By Robin Keats. Stars glitter in the midnight sky as a lone swimmer cuts through the dark waters of the Catalina Channel, one arm rhythmically rising through the swell as another descends. Sharks also swim in these waters, but Colin McCannel, MD (RES ’95, FEL ’98), considers the possibility of being hit by another car while driving on the 405 to be a much greater risk.
As Dr. McCannel, professor of clinical ophthalmology at UCLA Stein Eye Institute, closes the distance between Catalina Island and the Palos Verdes Peninsula — some 20 miles — a manned kayak follows nearby, just in case of an emergency.
On board a dive boat not far away, a friend videotapes Dr. McCannel’s slow crawl through the chilly water. Before beginning his swim, Dr. McCannel is heard on the video to say, with a laugh: “It seemed like a good idea. Now it seems like a stupid idea.” At around 10:45 pm, he enters the water at the edge of Catalina’s Doctor’s Cove, turns to face the camera and raises his arms, and a companion proclaims: “What an adventure we’re about to have!”
The swim took place in September 2019. “The fun of swimming was intermittently replaced with worry,” Dr. McCannel says. The current was strong and the water choppy. “Will I make it if it stays like this or gets worse? Go away bad wolf! Hush! I kept swimming.” He swam to the rhythm of Queen’s anthem “We Will Rock You” playing on a continuous loop in his head.
Now that he’s completed the Catalina crossing — “When it was over, I thought, ‘Wow, it’s done already? I still feel great.’ When I got home, I slept for 14 hours!” — Dr. McCannel’s sights are set on one day swimming the English Channel. “My wife’s been tolerant, but she is not anxious for me to do it any time soon,” he says. “Maybe a swim to Anacapa Island — a mere 12 miles — will be next.”
Dr. McCannel spent three years building a “base” with intense swim training before training for six months specifically for the channel crossing. By the time he came ashore around 11 am at Smuggler’s Cove, it had taken 12 hours 18 minutes and 13 seconds to complete, according to the unofficial time posted by the Catalina Channel Swimming Federation. That might seem to many people like a perilous undertaking. But Dr. McCannel says the challenge of pitting himself against the sea lightens his mind and elevates his spirits. “I’ve always enjoyed the vastness of the ocean, of being such a tiny part of its massive expanse,” he says. “You see nothing but water as you swim. It’s so tranquil.”
There are parallels between Dr. McCannel’s passion for long-distance swimming and his role as an ophthalmic surgeon. The same focus and determination are as necessary to cross a large body of water as they are to repair the delicate structures of the eye. And there is uncertainty in both endeavors.
“As a surgeon, you must maintain your composure in a sometimes very stressful, imperfect situation. I perform micro-surgery. Being nervous is not an option; you can’t do surgery when you’re shaking,” he says. The same is true in the water, where it sometimes is necessary to react quickly to sudden changes.
DR. MCCANNEL COMES FROM A FAMILY OF PHYSICIANS. He is the son of a urologist, the stepson of a family practitioner, the nephew of an ophthalmologist and the husband of another ophthalmologist, Tara McCannel, MD, PhD, director of the Ophthalmic Oncology Center at UCLA. As an undergraduate, he thought about becoming a chemical engineer, but he wanted more social interaction in his professional life.
He attended medical school at the Mayo Clinic in Rochester, Minnesota, and came to UCLA for his residency before returning to Mayo. He joined the UCLA faculty in 2008.

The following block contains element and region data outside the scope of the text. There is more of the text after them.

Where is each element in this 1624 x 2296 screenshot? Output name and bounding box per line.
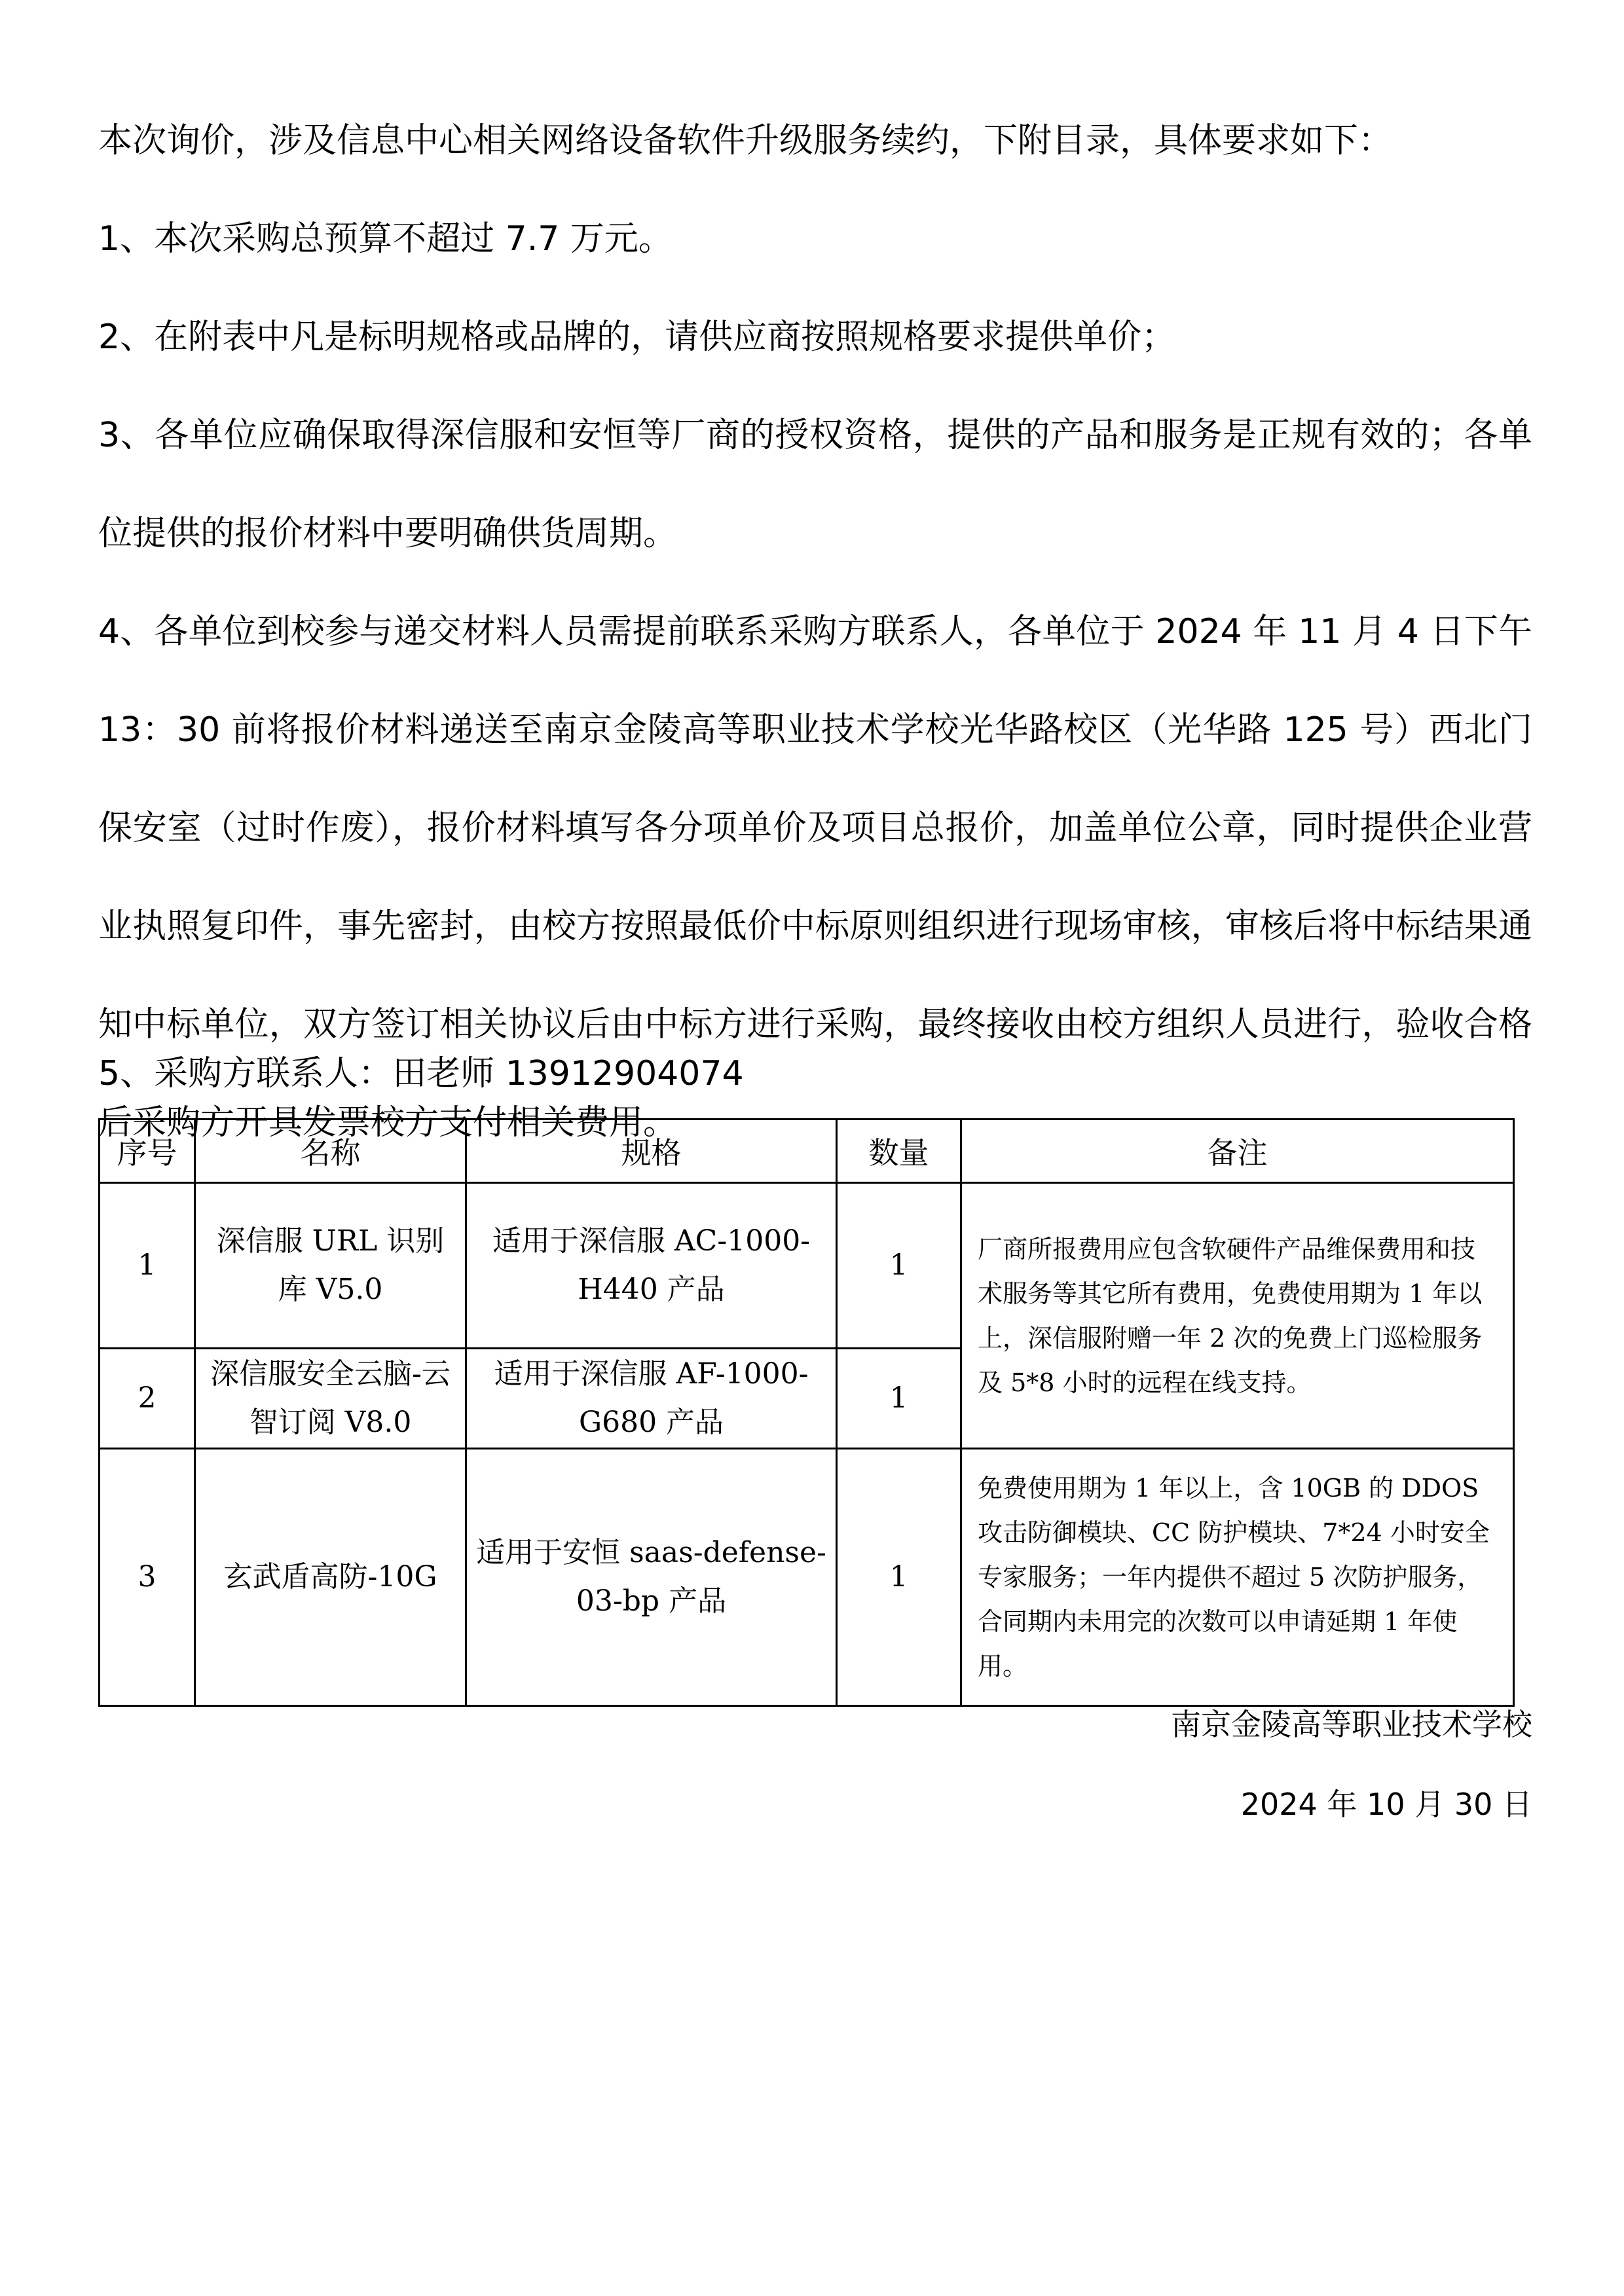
- cell-spec: 适用于深信服 AC-1000-H440 产品: [466, 1183, 837, 1349]
- signature-date: 2024 年 10 月 30 日: [1240, 1787, 1532, 1822]
- cell-remarks: 厂商所报费用应包含软硬件产品维保费用和技术服务等其它所有费用，免费使用期为 1 年以上，深信服附赠一年 2 次的免费上门巡检服务及 5*8 小时的远程在线支持。: [961, 1183, 1514, 1449]
- contact-item: 5、采购方联系人：田老师 13912904074: [98, 1054, 744, 1093]
- pricing-rule-item: 2、在附表中凡是标明规格或品牌的，请供应商按照规格要求提供单价；: [98, 318, 1176, 357]
- cell-name: 玄武盾高防-10G: [195, 1449, 466, 1706]
- submission-item: 4、各单位到校参与递交材料人员需提前联系采购方联系人，各单位于 2024 年 11 月 4 日下午 13：30 前将报价材料递送至南京金陵高等职业技术学校光华路校区（光华路 125 号）西北门保安室（过时作废），报价材料填写各分项单价及项目总报价，加盖单位公章，同时提供企业营业执照复印件，事先密封，由校方按照最低价中标原则组织进行现场审核，审核后将中标结果通知中标单位，双方签订相关协议后由中标方进行采购，最终接收由校方组织人员进行，验收合格后采购方开具发票校方支付相关费用。: [98, 612, 1532, 1142]
- table-header-row: [100, 1120, 1514, 1183]
- header-remarks: 备注: [961, 1120, 1514, 1183]
- cell-index: 1: [100, 1183, 195, 1349]
- authorization-item: 3、各单位应确保取得深信服和安恒等厂商的授权资格，提供的产品和服务是正规有效的；各单位提供的报价材料中要明确供货周期。: [98, 416, 1532, 553]
- table-row: [100, 1449, 1514, 1706]
- cell-name: 深信服 URL 识别库 V5.0: [195, 1183, 466, 1349]
- header-quantity: 数量: [837, 1120, 961, 1183]
- cell-index: 3: [100, 1449, 195, 1706]
- header-name: 名称: [195, 1120, 466, 1183]
- cell-quantity: 1: [837, 1183, 961, 1349]
- header-index: 序号: [100, 1120, 195, 1183]
- cell-name: 深信服安全云脑-云智订阅 V8.0: [195, 1349, 466, 1449]
- cell-remarks: 免费使用期为 1 年以上，含 10GB 的 DDOS 攻击防御模块、CC 防护模块、7*24 小时安全专家服务；一年内提供不超过 5 次防护服务，合同期内未用完的次数可以申请延期 1 年使用。: [961, 1449, 1514, 1706]
- header-spec: 规格: [466, 1120, 837, 1183]
- cell-spec: 适用于深信服 AF-1000-G680 产品: [466, 1349, 837, 1449]
- cell-spec: 适用于安恒 saas-defense-03-bp 产品: [466, 1449, 837, 1706]
- cell-index: 2: [100, 1349, 195, 1449]
- cell-quantity: 1: [837, 1449, 961, 1706]
- signature-organization: 南京金陵高等职业技术学校: [1171, 1707, 1532, 1742]
- intro-paragraph: 本次询价，涉及信息中心相关网络设备软件升级服务续约，下附目录，具体要求如下：: [98, 121, 1393, 160]
- cell-quantity: 1: [837, 1349, 961, 1449]
- budget-item: 1、本次采购总预算不超过 7.7 万元。: [98, 219, 673, 259]
- table-row: [100, 1183, 1514, 1349]
- procurement-table: [98, 1118, 1515, 1707]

Dr. McCannel had been a runner before a torn meniscus prompted him to switch to swimming. “It’s really a nice outlet from the stress of my job,” he says. “When you start approaching mid-life, as I was when I began to train for marathon swims, you realize your body is starting to deteriorate. I thought about what I could do to slow that down as much as possible.” While swimming has proven to be a great stress reliever, Dr. McCannel says he is not sure what it is that motivates him in his long-distance pursuits.
“I can’t explain why I do this, but throughout my life, even as a child, whenever I’ve been on a coast and there was an island, I thought it would be cool to swim to it,” he says. “I never acted upon it, and when I first heard about people taking on such challenges, there was no thought on my part that I’d ever do it. But then I met some people who had done it, and I thought if they could, I should be able to, too.”
There’s a triple crown of marathon swimming: Catalina Channel, the English Channel and a swim around Manhattan. “I’m not planning on completing the other two anytime soon,” he says. His voice is somewhat wistful, but the look in Dr. McCannel’s eyes suggests that just might be what the future holds.
Robin Keats is a freelance writer in Los Angeles.